All of the pbkdf2 hashes defined by passlib
follow the same format, :samp:`$pbkdf2-{digest}${rounds}${salt}${checksum}`.

* :samp:`$pbkdf2-{digest}$` is used as the :ref:`modular-crypt-format` identifier
  (``$pbkdf2-sha256$`` in the example).

* :samp:`{digest}` - this specifies the particular cryptographic hash
  used in conjunction with HMAC to form PBKDF2's pseudorandom function
  for that particular hash (``sha256`` in the example).

* :samp:`{rounds}` - the number of iterations that should be performed.
  this is encoded as a positive decimal number with no zero-padding
  (``6400`` in the example).

* :samp:`{salt}` - this is the :func:`adapted base64 encoding <passlib.utils.binary.ab64_encode>`
  of the raw salt bytes passed into the PBKDF2 function.

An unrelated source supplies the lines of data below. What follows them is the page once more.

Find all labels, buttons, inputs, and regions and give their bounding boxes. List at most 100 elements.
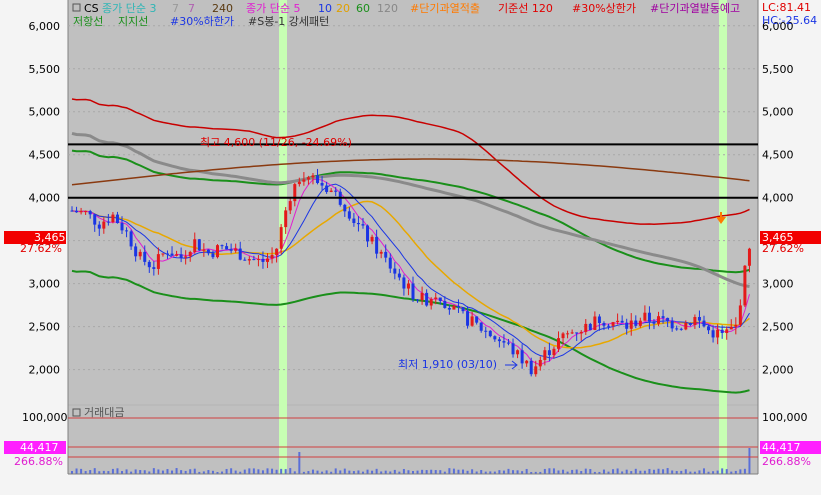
volume-bar[interactable] [171,470,174,474]
volume-bar[interactable] [230,468,233,474]
volume-bar[interactable] [407,470,410,474]
candle-body[interactable] [252,259,256,261]
volume-bar[interactable] [289,468,292,474]
candle-body[interactable] [643,312,647,321]
candle-body[interactable] [143,251,147,262]
candle-body[interactable] [484,330,488,332]
candle-body[interactable] [302,179,306,182]
volume-bar[interactable] [157,469,160,474]
candle-body[interactable] [657,316,661,324]
volume-bar[interactable] [402,468,405,474]
volume-bar[interactable] [248,468,251,474]
volume-bar[interactable] [634,468,637,474]
volume-bar[interactable] [725,469,728,474]
candle-body[interactable] [320,182,324,186]
candle-body[interactable] [275,248,279,255]
volume-bar[interactable] [93,468,96,474]
candle-body[interactable] [556,338,560,349]
candle-body[interactable] [547,350,551,356]
candle-body[interactable] [616,320,620,323]
volume-bar[interactable] [261,470,264,474]
candle-body[interactable] [147,261,151,268]
candle-body[interactable] [634,320,638,326]
candle-body[interactable] [343,204,347,212]
volume-bar[interactable] [316,470,319,474]
candle-body[interactable] [175,254,179,256]
candle-body[interactable] [593,316,597,331]
candle-body[interactable] [561,333,565,339]
candle-body[interactable] [366,225,370,242]
candle-body[interactable] [679,328,683,330]
candle-body[interactable] [479,322,483,331]
candle-body[interactable] [729,326,733,330]
volume-bar[interactable] [602,469,605,474]
candle-body[interactable] [675,328,679,330]
volume-bar[interactable] [280,468,283,474]
volume-bar[interactable] [134,469,137,474]
candle-body[interactable] [579,331,583,334]
volume-bar[interactable] [571,469,574,474]
candle-body[interactable] [379,251,383,254]
candle-body[interactable] [670,320,674,329]
volume-bar[interactable] [425,470,428,474]
candle-body[interactable] [602,323,606,326]
candle-body[interactable] [256,258,260,260]
candle-body[interactable] [620,320,624,323]
candle-body[interactable] [652,321,656,324]
candle-body[interactable] [152,267,156,269]
candle-body[interactable] [197,239,201,251]
candle-body[interactable] [684,323,688,330]
volume-bar[interactable] [743,468,746,474]
candle-body[interactable] [647,312,651,322]
candle-body[interactable] [329,190,333,192]
candle-body[interactable] [284,210,288,228]
volume-bar[interactable] [275,469,278,474]
candle-body[interactable] [311,175,315,178]
volume-bar[interactable] [471,469,474,474]
candle-body[interactable] [388,257,392,269]
candle-body[interactable] [597,316,601,324]
candle-body[interactable] [638,320,642,326]
volume-bar[interactable] [143,470,146,474]
volume-bar[interactable] [189,469,192,474]
volume-bar[interactable] [252,468,255,474]
volume-bar[interactable] [125,469,128,474]
candle-body[interactable] [425,292,429,306]
volume-bar[interactable] [698,470,701,474]
volume-bar[interactable] [525,468,528,474]
volume-bar[interactable] [498,470,501,474]
candle-body[interactable] [375,236,379,254]
volume-bar[interactable] [207,470,210,474]
candle-body[interactable] [279,227,283,249]
volume-bar[interactable] [584,468,587,474]
volume-bar[interactable] [616,468,619,474]
candle-body[interactable] [461,307,465,312]
candle-body[interactable] [97,224,101,229]
candle-body[interactable] [225,246,229,250]
candle-body[interactable] [115,214,119,224]
volume-bar[interactable] [257,469,260,474]
volume-bar[interactable] [512,470,515,474]
candle-body[interactable] [434,297,438,300]
volume-bar[interactable] [548,468,551,474]
volume-bar[interactable] [343,468,346,474]
candle-body[interactable] [738,305,742,325]
volume-bar[interactable] [562,469,565,474]
candle-body[interactable] [488,330,492,337]
candle-body[interactable] [111,214,115,223]
candle-body[interactable] [470,316,474,326]
candle-body[interactable] [356,222,360,225]
volume-bar[interactable] [334,468,337,474]
candle-body[interactable] [447,307,451,310]
volume-bar[interactable] [393,469,396,474]
volume-bar[interactable] [557,470,560,474]
candle-body[interactable] [502,341,506,343]
candle-body[interactable] [179,254,183,258]
candle-body[interactable] [138,251,142,257]
volume-bar[interactable] [739,469,742,474]
volume-bar[interactable] [116,468,119,474]
candle-body[interactable] [170,253,174,256]
candle-body[interactable] [466,311,470,326]
candle-body[interactable] [193,239,197,252]
volume-bar[interactable] [452,468,455,474]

* :samp:`{checksum}` - this is the :func:`adapted base64 encoding <passlib.utils.binary.ab64_encode>`
  of the raw derived key bytes returned from the PBKDF2 function.
  Each scheme uses the digest size of its specific hash algorithm (:samp:`{digest}`)
  as the size of the raw derived key. This is enlarged
  by approximately 4/3 by the base64 encoding,
  resulting in a checksum size of 27, 43, and 86 for each of the respective algorithms listed above.

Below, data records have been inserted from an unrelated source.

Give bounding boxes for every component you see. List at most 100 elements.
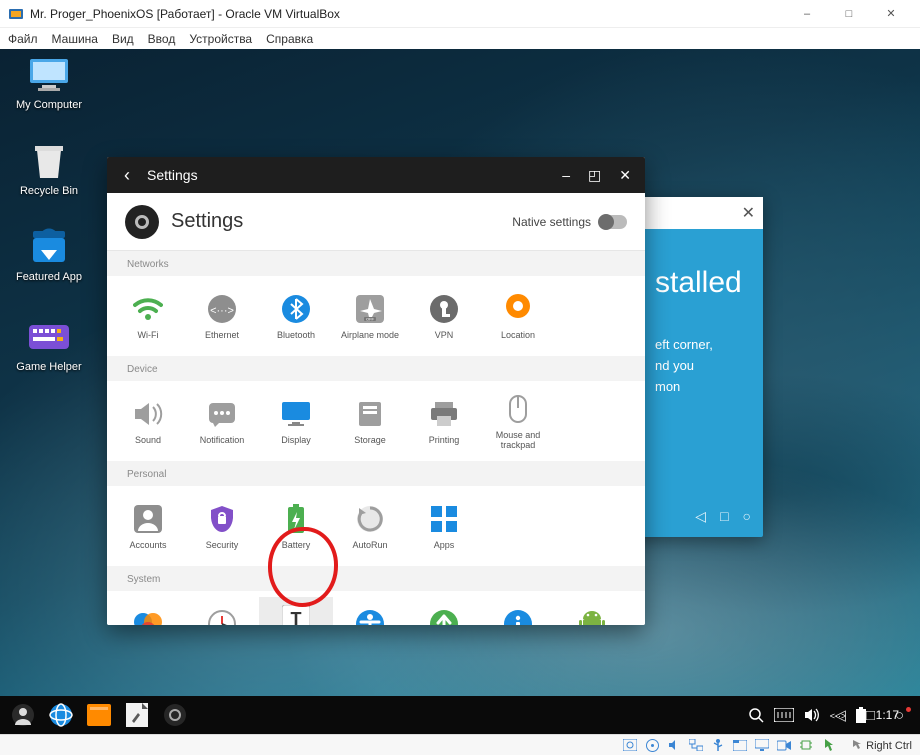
settings-item-battery[interactable]: Battery [259, 492, 333, 560]
minimize-button[interactable]: – [562, 167, 570, 184]
vbx-display-icon[interactable] [754, 738, 770, 752]
bgwin-text: nd you [655, 356, 745, 377]
nav-home-button[interactable]: □ [866, 707, 875, 724]
maximize-button[interactable]: ◰ [588, 167, 601, 184]
nav-recent-button[interactable]: ○ [895, 707, 904, 724]
menu-machine[interactable]: Машина [52, 32, 98, 46]
start-button[interactable] [6, 698, 40, 732]
settings-item-printing[interactable]: Printing [407, 387, 481, 455]
settings-heading: Settings [171, 210, 243, 233]
host-key-indicator: Right Ctrl [852, 739, 912, 752]
cell-label: Security [206, 540, 239, 550]
vbx-audio-icon[interactable] [666, 738, 682, 752]
svg-text:OFF: OFF [366, 316, 375, 321]
settings-item-airplane[interactable]: OFF Airplane mode [333, 282, 407, 350]
bgwin-text: mon [655, 377, 745, 398]
desktop-icon-featured-app[interactable]: Featured App [8, 227, 90, 283]
settings-header: Settings Native settings [107, 193, 645, 251]
desktop-icon-recycle-bin[interactable]: Recycle Bin [8, 141, 90, 197]
trash-icon [27, 141, 71, 181]
menu-help[interactable]: Справка [266, 32, 313, 46]
settings-item-languages-input[interactable]: T Languages & input [259, 597, 333, 625]
vbx-cpu-icon[interactable] [798, 738, 814, 752]
menu-devices[interactable]: Устройства [189, 32, 252, 46]
settings-item-ethernet[interactable]: <···> Ethernet [185, 282, 259, 350]
desktop-icon-label: My Computer [8, 99, 90, 111]
settings-item-system-updates[interactable]: System updates [407, 597, 481, 625]
settings-item-sound[interactable]: Sound [111, 387, 185, 455]
desktop-icon-game-helper[interactable]: Game Helper [8, 317, 90, 373]
mouse-icon [501, 392, 535, 426]
monitor-icon [27, 55, 71, 95]
bgwin-back-icon[interactable]: ◁ [695, 508, 706, 525]
info-icon [501, 607, 535, 625]
settings-item-bluetooth[interactable]: Bluetooth [259, 282, 333, 350]
cell-label: VPN [435, 330, 454, 340]
settings-item-security[interactable]: Security [185, 492, 259, 560]
cell-label: Printing [429, 435, 460, 445]
vbx-optical-icon[interactable] [644, 738, 660, 752]
close-button[interactable]: ✕ [619, 167, 631, 184]
location-icon [501, 292, 535, 326]
volume-icon[interactable] [804, 708, 820, 722]
cell-label: Storage [354, 435, 386, 445]
settings-item-mouse[interactable]: Mouse and trackpad [481, 387, 555, 455]
settings-item-storage[interactable]: Storage [333, 387, 407, 455]
settings-item-vpn[interactable]: VPN [407, 282, 481, 350]
host-maximize-button[interactable]: □ [828, 0, 870, 28]
android-nav-bar: ◁ □ ○ [824, 696, 914, 734]
cell-label: Wi-Fi [138, 330, 159, 340]
search-icon[interactable] [748, 707, 764, 723]
menu-view[interactable]: Вид [112, 32, 134, 46]
bgwin-close-button[interactable]: ✕ [742, 203, 755, 223]
vbx-mouse-integration-icon[interactable] [820, 738, 836, 752]
settings-item-autorun[interactable]: AutoRun [333, 492, 407, 560]
ethernet-icon: <···> [205, 292, 239, 326]
keyboard-indicator-icon[interactable] [774, 708, 794, 722]
menu-file[interactable]: Файл [8, 32, 38, 46]
settings-item-notification[interactable]: Notification [185, 387, 259, 455]
settings-window: ‹ Settings – ◰ ✕ Settings Native setting… [107, 157, 645, 625]
settings-item-accessibility[interactable]: Accessibility [333, 597, 407, 625]
settings-item-apps[interactable]: Apps [407, 492, 481, 560]
settings-item-appearance[interactable]: Appearance [111, 597, 185, 625]
vbx-recording-icon[interactable] [776, 738, 792, 752]
taskbar-settings[interactable] [158, 698, 192, 732]
wifi-icon [131, 292, 165, 326]
back-button[interactable]: ‹ [107, 165, 147, 186]
vbx-shared-folders-icon[interactable] [732, 738, 748, 752]
apps-icon [427, 502, 461, 536]
settings-item-about-tablet[interactable]: About tablet [481, 597, 555, 625]
settings-item-location[interactable]: Location [481, 282, 555, 350]
virtualbox-menubar: Файл Машина Вид Ввод Устройства Справка [0, 28, 920, 49]
taskbar-files[interactable] [82, 698, 116, 732]
host-close-button[interactable]: ✕ [870, 0, 912, 28]
bag-icon [27, 227, 71, 267]
printer-icon [427, 397, 461, 431]
settings-item-datetime[interactable]: Date & time [185, 597, 259, 625]
settings-item-accounts[interactable]: Accounts [111, 492, 185, 560]
nav-back-button[interactable]: ◁ [834, 706, 846, 724]
bgwin-recent-icon[interactable]: ○ [743, 508, 751, 525]
cell-label: Battery [282, 540, 311, 550]
bgwin-home-icon[interactable]: □ [720, 508, 728, 525]
desktop-icon-my-computer[interactable]: My Computer [8, 55, 90, 111]
native-settings-toggle[interactable] [599, 215, 627, 229]
taskbar-browser[interactable] [44, 698, 78, 732]
section-label-networks: Networks [107, 251, 645, 276]
settings-item-display[interactable]: Display [259, 387, 333, 455]
host-minimize-button[interactable]: – [786, 0, 828, 28]
vpn-icon [427, 292, 461, 326]
settings-item-wifi[interactable]: Wi-Fi [111, 282, 185, 350]
menu-input[interactable]: Ввод [148, 32, 176, 46]
cell-label: Display [281, 435, 311, 445]
storage-icon [353, 397, 387, 431]
vbx-hdd-icon[interactable] [622, 738, 638, 752]
cell-label: Sound [135, 435, 161, 445]
taskbar-notes[interactable] [120, 698, 154, 732]
settings-item-root-permissions[interactable]: Root Permissions [555, 597, 629, 625]
vbx-usb-icon[interactable] [710, 738, 726, 752]
cell-label: Mouse and trackpad [481, 430, 555, 451]
vbx-network-icon[interactable] [688, 738, 704, 752]
native-settings-label: Native settings [512, 215, 591, 229]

The algorithm used by all of these schemes is deliberately identical and simple:
The password is encoded into UTF-8 if not already encoded,
and run through :func:`~passlib.crypto.digest.pbkdf2_hmac`
along with the decoded salt, the number of rounds,
and a prf built from HMAC + the respective message digest.
The result is then encoded using :func:`~passlib.utils.binary.ab64_encode`.

.. rubric:: Footnotes

.. [#pbkdf2] The specification for the PBKDF2 algorithm - `<http://tools.ietf.org/html/rfc2898#section-5.2>`_,
             part of :rfc:`2898`.

.. [#hmac-sha1] While SHA1 has fallen to collision attacks, HMAC-SHA1 as used by PBKDF2
                is still considered secure - `<http://www.schneier.com/blog/archives/2005/02/sha1_broken.html>`_.